Nicky McGavin, Travelfish.org Wat Damnak was a royal palace during the reign of King Sisowath, which explains the name, as “dam nak” is Khmer for palace. Today it is a functioning pagoda, and home to a school, two charities and a sewing school for young women. Pagodas are the center of the primary education system in Cambodia and it is appropriate therefore that both of the NGOs located here are concerned with education. The Center for Khmer Studies (CKS) has spent ten years here working to reinforce our understanding of Cambodia, and to support the Cambodian higher education system. As you follow the road through the wat, you’ll notice on your right a pinky-burgundy building with white columns, which is home to the CKS reading room, and directly behind that you’ll find the new library which has been specially designed to store and protect a wealth of knowledge. The groups of young Cambodians earnestly pouring over their books in the outdoor corrals will be a pretty good sign that you’ve arrived in the right place.
The new library building was officially opened in January 2010 at a ceremony led by King Norodom Sihamoniand attended by thousands of young Cambodian schoolchildren who, it is hoped, will benefit from the resources available here. The library holds books, journals, encyclopaedias, directories, maps, guidebooks and daily national newspapers in English, French and Khmer, and their catalogue now lists more than 15,000 titles. The emphasis is on the social sciences, such as archaeology, sociology, art and economics.
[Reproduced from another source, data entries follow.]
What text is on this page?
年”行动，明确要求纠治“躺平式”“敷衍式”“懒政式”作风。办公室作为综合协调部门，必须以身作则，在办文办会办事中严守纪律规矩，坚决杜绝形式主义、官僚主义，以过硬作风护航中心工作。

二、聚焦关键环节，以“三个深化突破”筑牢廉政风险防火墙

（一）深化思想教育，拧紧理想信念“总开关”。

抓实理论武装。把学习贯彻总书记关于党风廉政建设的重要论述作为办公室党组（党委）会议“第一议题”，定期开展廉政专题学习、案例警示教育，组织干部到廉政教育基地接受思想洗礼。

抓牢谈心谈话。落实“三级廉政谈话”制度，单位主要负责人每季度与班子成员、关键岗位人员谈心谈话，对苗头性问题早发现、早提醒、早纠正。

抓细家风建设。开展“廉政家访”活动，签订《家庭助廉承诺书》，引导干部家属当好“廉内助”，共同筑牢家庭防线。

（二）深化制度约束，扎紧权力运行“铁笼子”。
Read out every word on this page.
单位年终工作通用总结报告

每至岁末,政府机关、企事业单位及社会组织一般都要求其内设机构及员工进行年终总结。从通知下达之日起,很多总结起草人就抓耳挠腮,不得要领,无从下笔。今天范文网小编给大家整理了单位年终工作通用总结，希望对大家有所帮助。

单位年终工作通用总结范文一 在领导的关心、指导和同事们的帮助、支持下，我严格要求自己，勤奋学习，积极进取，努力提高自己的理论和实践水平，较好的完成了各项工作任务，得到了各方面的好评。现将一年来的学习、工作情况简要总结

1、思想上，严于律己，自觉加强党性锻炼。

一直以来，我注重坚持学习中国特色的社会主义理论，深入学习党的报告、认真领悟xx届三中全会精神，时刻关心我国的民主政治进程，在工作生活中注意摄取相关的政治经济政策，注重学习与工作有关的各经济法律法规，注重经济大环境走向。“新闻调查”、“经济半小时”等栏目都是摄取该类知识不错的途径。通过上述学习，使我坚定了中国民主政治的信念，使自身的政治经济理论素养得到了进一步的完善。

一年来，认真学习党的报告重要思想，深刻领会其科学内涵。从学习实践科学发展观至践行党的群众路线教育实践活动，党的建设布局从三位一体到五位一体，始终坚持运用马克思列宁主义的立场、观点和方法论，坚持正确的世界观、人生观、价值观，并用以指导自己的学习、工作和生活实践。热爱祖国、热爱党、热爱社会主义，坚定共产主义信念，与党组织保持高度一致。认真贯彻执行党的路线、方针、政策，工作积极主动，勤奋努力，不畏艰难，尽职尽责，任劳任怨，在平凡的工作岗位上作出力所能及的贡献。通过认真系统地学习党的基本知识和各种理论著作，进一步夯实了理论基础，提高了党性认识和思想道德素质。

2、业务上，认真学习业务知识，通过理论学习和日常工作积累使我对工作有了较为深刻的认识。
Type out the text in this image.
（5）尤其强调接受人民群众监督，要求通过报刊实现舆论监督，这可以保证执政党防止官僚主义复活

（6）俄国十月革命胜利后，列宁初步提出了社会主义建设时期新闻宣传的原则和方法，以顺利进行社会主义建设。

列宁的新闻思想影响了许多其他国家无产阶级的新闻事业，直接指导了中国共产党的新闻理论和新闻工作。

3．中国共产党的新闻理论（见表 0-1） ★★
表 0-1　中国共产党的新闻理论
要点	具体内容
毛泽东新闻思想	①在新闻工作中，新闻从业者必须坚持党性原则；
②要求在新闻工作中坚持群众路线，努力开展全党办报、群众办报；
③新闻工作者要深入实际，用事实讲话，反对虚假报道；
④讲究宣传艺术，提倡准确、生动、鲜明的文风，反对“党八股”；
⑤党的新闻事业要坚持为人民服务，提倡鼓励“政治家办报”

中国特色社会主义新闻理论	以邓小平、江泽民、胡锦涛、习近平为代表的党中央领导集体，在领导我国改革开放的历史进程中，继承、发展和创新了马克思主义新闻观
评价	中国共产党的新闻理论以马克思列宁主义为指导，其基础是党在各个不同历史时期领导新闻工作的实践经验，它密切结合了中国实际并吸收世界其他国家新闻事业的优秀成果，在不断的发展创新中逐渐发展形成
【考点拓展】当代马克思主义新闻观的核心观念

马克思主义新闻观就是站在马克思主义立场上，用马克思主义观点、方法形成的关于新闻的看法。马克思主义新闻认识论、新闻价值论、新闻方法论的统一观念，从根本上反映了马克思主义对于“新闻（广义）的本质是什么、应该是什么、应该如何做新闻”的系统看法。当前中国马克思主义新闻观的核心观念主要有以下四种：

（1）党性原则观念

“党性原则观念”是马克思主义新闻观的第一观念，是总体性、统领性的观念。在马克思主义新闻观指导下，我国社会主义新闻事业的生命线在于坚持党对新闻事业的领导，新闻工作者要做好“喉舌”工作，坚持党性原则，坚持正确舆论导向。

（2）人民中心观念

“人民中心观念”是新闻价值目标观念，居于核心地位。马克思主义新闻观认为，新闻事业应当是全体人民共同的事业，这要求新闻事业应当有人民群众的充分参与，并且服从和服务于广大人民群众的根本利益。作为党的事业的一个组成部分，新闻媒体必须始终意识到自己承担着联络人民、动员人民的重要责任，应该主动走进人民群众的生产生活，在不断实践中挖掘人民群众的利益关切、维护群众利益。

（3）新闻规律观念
Spending a morning there absorbing information from the journals or taking in the scholarly vibe is pretty special.
The librarians also speak English, French and Khmer and were trained at the University of California, Berkeley. Once you’ve had enough of reading, or simply fancy a stroll, the gardens of the wat are quietly beautiful. Filled with aromatic frangipani trees, this is a wonderful spot if you’re up for a little improvement of the mind, or simply a little calming of the soul.